The idea behind Lectio Divina is rooted in an old monastic tradition where monks would choose a particular book of scripture and steep themselves in it for months on end. They would pour over the text, reading and rereading slowly and deliberately to get the most out of every passage and every word. It is something that at first glance seems strange and foreign ' a practice that should stay inside the bounds of monastic life and come nowhere near our own.
However, I think we need this. There is an ever-present question we face when we approach the vast world of literature and insurmountable accumulation of texts at our fingertips: What is the benefit of rereading a book when there is so much out there that I haven't even encountered yet?
This is where the idea of Lectio Divina comes in.
Choosing to invest time in a particular novel forces us out of the hectic lives we lead, out of the mindset where we read solely to reach the end, to mark off another book on our list. We are conditioned to never stay in one place too long, never linger over something when we can easily be moving on to something else, something new and better.

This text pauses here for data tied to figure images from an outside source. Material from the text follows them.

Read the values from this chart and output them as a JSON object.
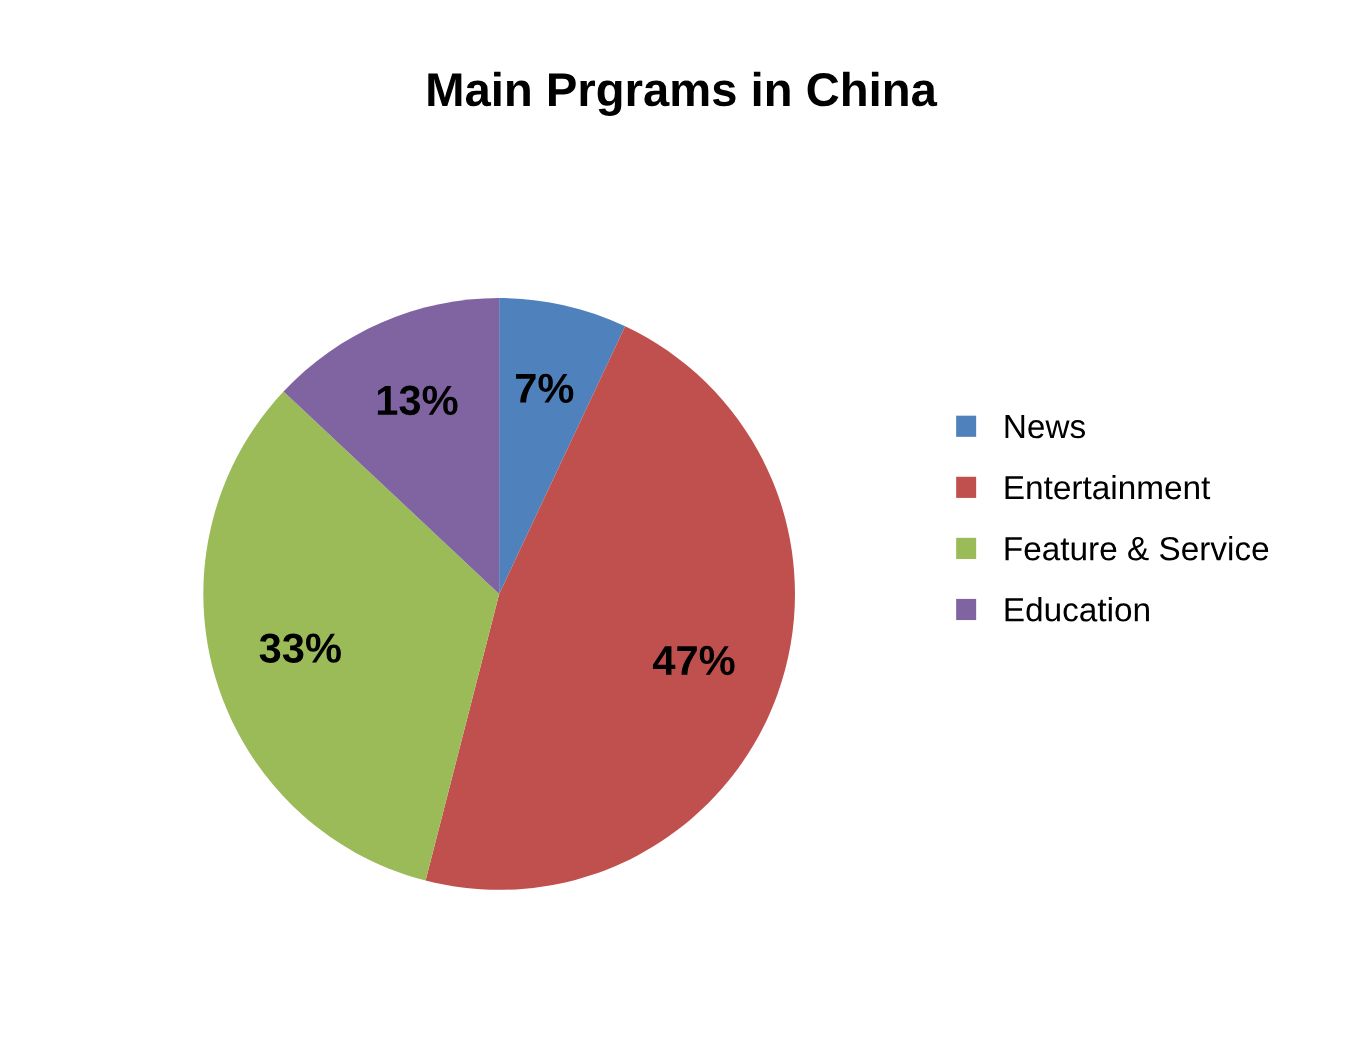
{
  "chart_data": {
    "type": "pie",
    "title": "Main Prgrams in China",
    "categories": [
      "News",
      "Entertainment",
      "Feature & Service",
      "Education"
    ],
    "values": [
      7,
      47,
      33,
      13
    ],
    "colors": [
      "#4f81bd",
      "#c0504d",
      "#9bbb59",
      "#8064a2"
    ],
    "value_labels": [
      "7%",
      "47%",
      "33%",
      "13%"
    ],
    "legend": "right"
  }
}
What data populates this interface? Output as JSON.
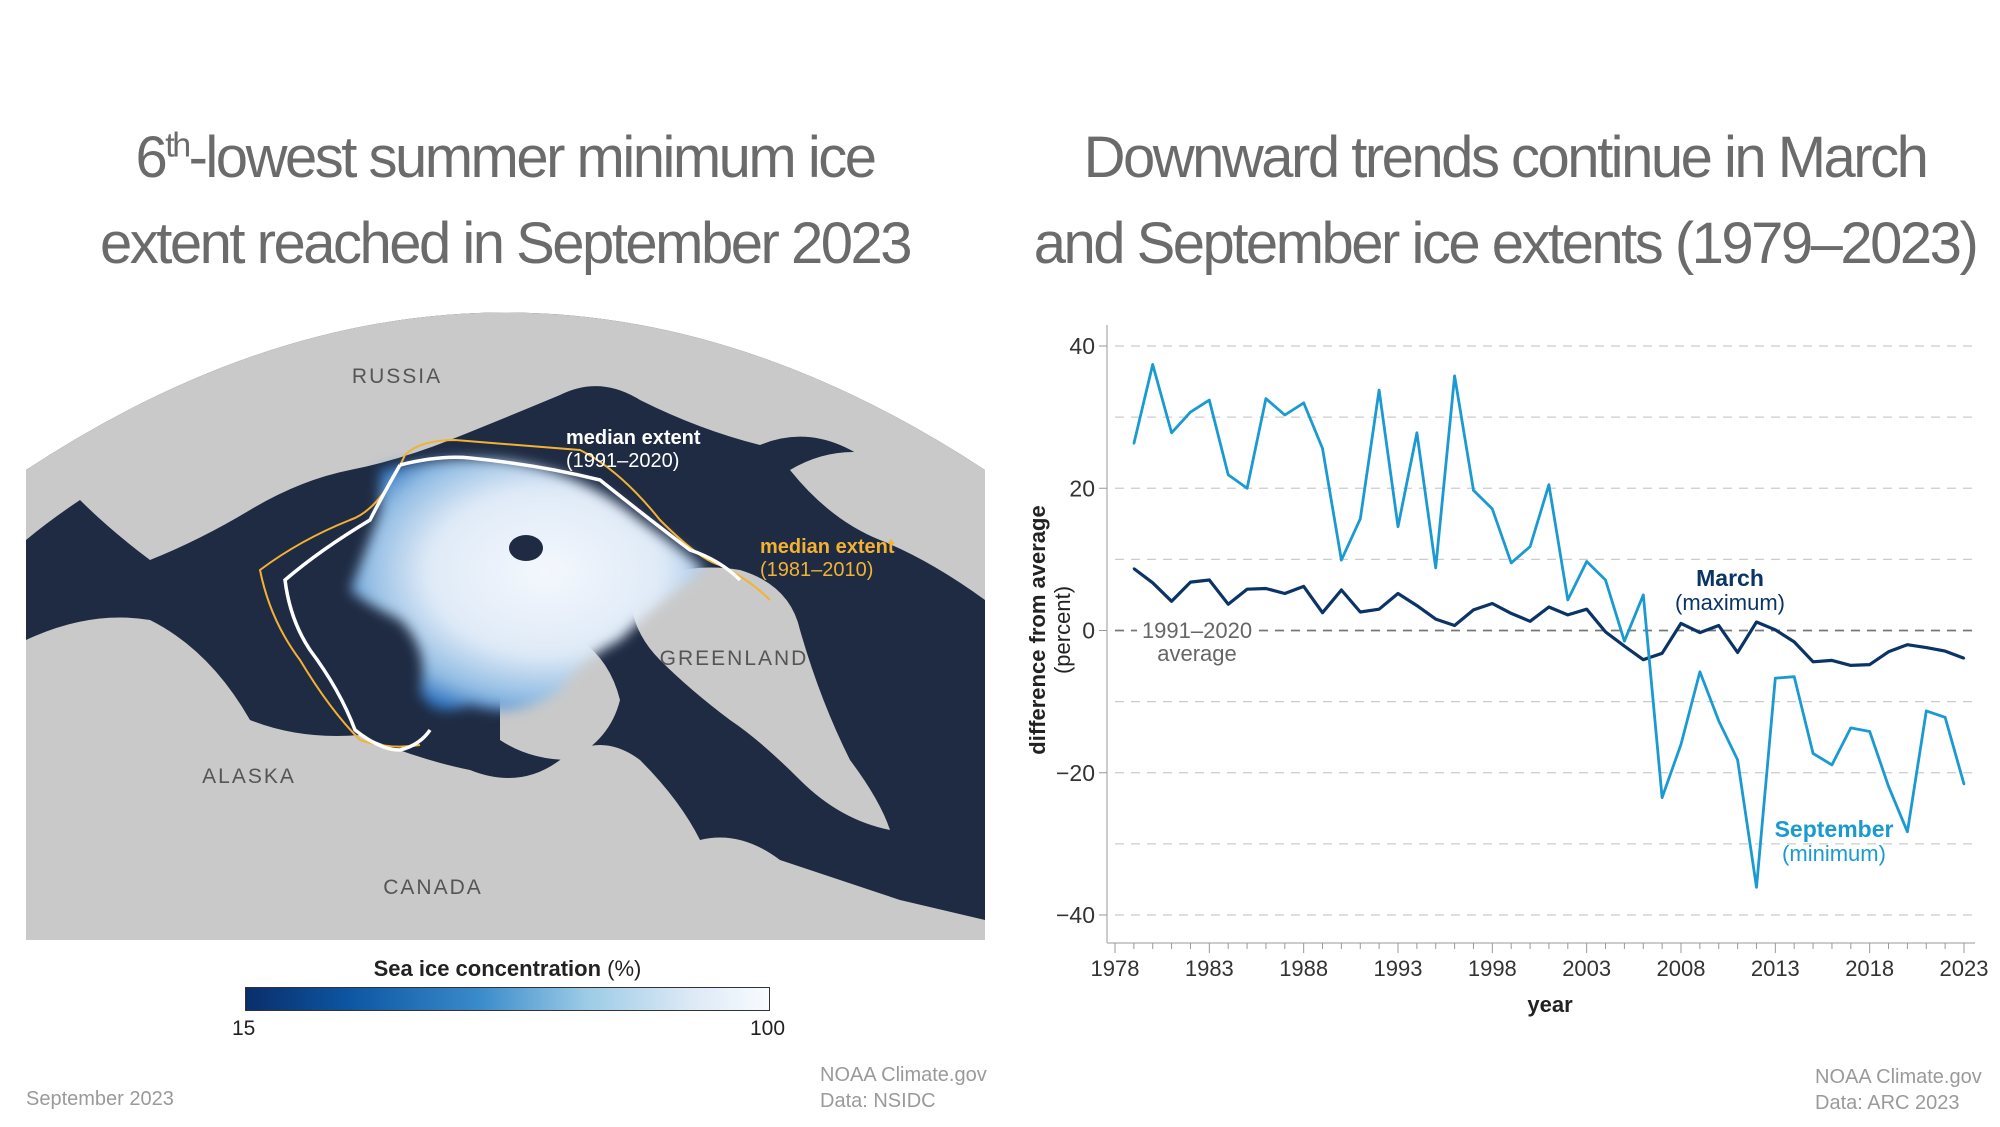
{
  "left_panel": {
    "title_prefix": "6",
    "title_sup": "th",
    "title_line1_rest": "-lowest summer minimum ice",
    "title_line2": "extent reached in September 2023",
    "map_labels": {
      "russia": "RUSSIA",
      "greenland": "GREENLAND",
      "alaska": "ALASKA",
      "canada": "CANADA",
      "median_1991_title": "median extent",
      "median_1991_years": "(1991–2020)",
      "median_1981_title": "median extent",
      "median_1981_years": "(1981–2010)"
    },
    "colors": {
      "ocean": "#1f2b43",
      "land": "#c9c9c9",
      "median_1991_2020": "#ffffff",
      "median_1981_2010": "#f2b233",
      "ice_low": "#0a2e6b",
      "ice_high": "#f4f8fd"
    },
    "legend": {
      "title": "Sea ice concentration",
      "unit": "(%)",
      "min": "15",
      "max": "100"
    },
    "date": "September 2023",
    "credit_line1": "NOAA Climate.gov",
    "credit_line2": "Data: NSIDC"
  },
  "right_panel": {
    "title_line1": "Downward trends continue in March",
    "title_line2": "and September ice extents (1979–2023)",
    "credit_line1": "NOAA Climate.gov",
    "credit_line2": "Data: ARC 2023"
  },
  "chart_data": {
    "type": "line",
    "xlabel": "year",
    "ylabel": "difference from average",
    "ylabel_unit": "(percent)",
    "xlim": [
      1978,
      2023
    ],
    "ylim": [
      -44,
      43
    ],
    "xticks": [
      1978,
      1983,
      1988,
      1993,
      1998,
      2003,
      2008,
      2013,
      2018,
      2023
    ],
    "yticks": [
      40,
      20,
      0,
      -20,
      -40
    ],
    "grid": "horizontal dashed every 10",
    "reference_line": {
      "value": 0,
      "label_line1": "1991–2020",
      "label_line2": "average"
    },
    "x": [
      1979,
      1980,
      1981,
      1982,
      1983,
      1984,
      1985,
      1986,
      1987,
      1988,
      1989,
      1990,
      1991,
      1992,
      1993,
      1994,
      1995,
      1996,
      1997,
      1998,
      1999,
      2000,
      2001,
      2002,
      2003,
      2004,
      2005,
      2006,
      2007,
      2008,
      2009,
      2010,
      2011,
      2012,
      2013,
      2014,
      2015,
      2016,
      2017,
      2018,
      2019,
      2020,
      2021,
      2022,
      2023
    ],
    "series": [
      {
        "name": "March",
        "subtitle": "(maximum)",
        "color": "#0b3466",
        "values": [
          8.7,
          6.7,
          4.1,
          6.8,
          7.1,
          3.7,
          5.8,
          5.9,
          5.2,
          6.2,
          2.5,
          5.7,
          2.6,
          3.0,
          5.2,
          3.5,
          1.6,
          0.7,
          2.9,
          3.8,
          2.4,
          1.3,
          3.3,
          2.2,
          3.0,
          -0.2,
          -2.2,
          -4.1,
          -3.2,
          1.0,
          -0.3,
          0.7,
          -3.1,
          1.2,
          0.1,
          -1.6,
          -4.4,
          -4.2,
          -4.9,
          -4.8,
          -3.0,
          -2.0,
          -2.4,
          -2.9,
          -3.9
        ]
      },
      {
        "name": "September",
        "subtitle": "(minimum)",
        "color": "#1a9ad1",
        "values": [
          26.3,
          37.4,
          27.8,
          30.7,
          32.4,
          21.9,
          20.0,
          32.6,
          30.3,
          32.0,
          25.6,
          9.9,
          15.7,
          33.8,
          14.6,
          27.8,
          8.8,
          35.8,
          19.7,
          17.1,
          9.5,
          11.8,
          20.5,
          4.3,
          9.7,
          7.1,
          -1.5,
          5.0,
          -23.5,
          -16.0,
          -5.8,
          -12.7,
          -18.2,
          -36.1,
          -6.7,
          -6.5,
          -17.3,
          -18.9,
          -13.7,
          -14.2,
          -21.9,
          -28.3,
          -11.3,
          -12.2,
          -21.6
        ]
      }
    ]
  }
}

There is beauty in repetition, and I think we are afraid of it at times because we don't know what to do with it. We feel that reading or encountering the same words over and over will cause them somehow to lose their meaning and fall by the wayside, empty. This just isn't true.
Lectio Divina introduces the idea of letting words surround you, to enter your thoughts as you read and to reside there. We ought to cherish the things we admire in books, holding on to them as we might hold on to the encouraging words of a friend, and seek to invest ourselves more fully in what we read.